Led by public relations professor and sequence coordinator Joshua Smith, who is the agency’s executive director, the upper-level course divides 46 students into three classes to provide services to real clients, all of which are not-for-profit. The clients for this semester are the Henrico Humane Society, the VCU School of Education and the UMFS foster care service.

The school estimates the value of the services provided throughout the course at $ 15,000 per semester. Students spend the semester determining the communication needs of clients, developing and presenting and reworking proposals based on their feedback, and exploiting the results through a pitch that serves as the final review of the course.

Students are also required to complete a minimum of 20 hours of community service work during the semester. The school estimates that the agency will contribute nearly 2,000 hours of community service per year.

“It’s a class that takes students and puts them in a real world experience, where they have a real customer from the community who has a real need,” Smith said. “The students have 16 weeks to try to meet that need, to come up with a solution or a communications plan or some sort of stopgap to get this non-profit organization moving from a communications standpoint.”

vcu agency logo

Logo of the VCU agency.

Smith said the idea for the agency arose after the school was approached by some nonprofits seeking help.
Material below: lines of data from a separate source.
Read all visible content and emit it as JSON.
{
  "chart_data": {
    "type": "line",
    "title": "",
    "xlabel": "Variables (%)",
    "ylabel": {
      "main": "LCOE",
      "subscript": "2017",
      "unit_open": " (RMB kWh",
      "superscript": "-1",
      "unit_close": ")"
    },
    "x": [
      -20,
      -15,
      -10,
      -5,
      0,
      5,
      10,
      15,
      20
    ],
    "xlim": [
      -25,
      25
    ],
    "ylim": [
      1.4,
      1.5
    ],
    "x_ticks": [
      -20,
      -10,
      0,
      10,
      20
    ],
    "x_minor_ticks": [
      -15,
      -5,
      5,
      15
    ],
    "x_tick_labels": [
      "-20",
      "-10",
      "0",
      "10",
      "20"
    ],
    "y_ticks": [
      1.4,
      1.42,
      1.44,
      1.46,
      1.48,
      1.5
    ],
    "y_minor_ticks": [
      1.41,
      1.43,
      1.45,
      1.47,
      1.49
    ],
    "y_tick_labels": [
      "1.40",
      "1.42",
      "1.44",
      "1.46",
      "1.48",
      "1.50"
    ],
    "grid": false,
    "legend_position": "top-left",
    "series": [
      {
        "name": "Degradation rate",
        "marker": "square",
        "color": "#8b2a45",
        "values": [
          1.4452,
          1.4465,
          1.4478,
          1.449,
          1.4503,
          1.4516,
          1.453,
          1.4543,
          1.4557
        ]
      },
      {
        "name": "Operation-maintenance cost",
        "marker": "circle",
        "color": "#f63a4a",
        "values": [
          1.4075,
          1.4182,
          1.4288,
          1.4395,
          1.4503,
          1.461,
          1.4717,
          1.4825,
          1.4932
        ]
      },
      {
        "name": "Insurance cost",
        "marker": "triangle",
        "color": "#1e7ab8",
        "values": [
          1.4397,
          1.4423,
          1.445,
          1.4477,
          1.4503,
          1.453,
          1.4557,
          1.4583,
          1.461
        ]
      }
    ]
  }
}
The students started working with the Henrico Humane Society on social media services, and the concept evolved from there.

For clients in this semester, students pursue these social media services for the humanitarian society, while the VCU School of Education receives assistance in recruiting and promoting its programs.

The need for UMFS was to publicize the need for more adolescent adoptions.

“The student almost ends up in a fictitious job in this class,” Smith said. “They are really in small agency teams that produce. You can test your skills before you go and apply for a job in public relations or communications after you graduate.

The school plans to offer the course from now on, and Smith said the goal is for more nonprofits to sign up as clients. He said every nonprofit is approved for the program.

“What we’re hoping is that enough nonprofits in the region hear about it and they know they will come and get it,” Smith said. “With as many nonprofits as we have in Richmond and the surrounding communities and even across the state, I have no doubt there is a demand.”

The adjunct professors who lead the three courses, each of them, are current or former public relations professionals. They include Beth Musick, who has worked for more than 20 years in sales and account management with data giant Thomson Reuters; Diana Burkett, director of communications and enrollment management at the VCU School of Education; and Jeff Caldwell, director of external affairs at the Virginia Department of Emergency Management.

The course will conclude next month with two final presentations in the boardroom of the VCU School of Education and at the UMFS headquarters on West Broad Street.

The agency joins other new initiatives at VCU this school year. The School of Business kicked off the semester with the launch of its first online MBA program. The school also welcomed its second Artist-in-Residence, local photographer Alyssa Salomon, who picks up where inaugural artist-in-residence Noah Scalin left off last year.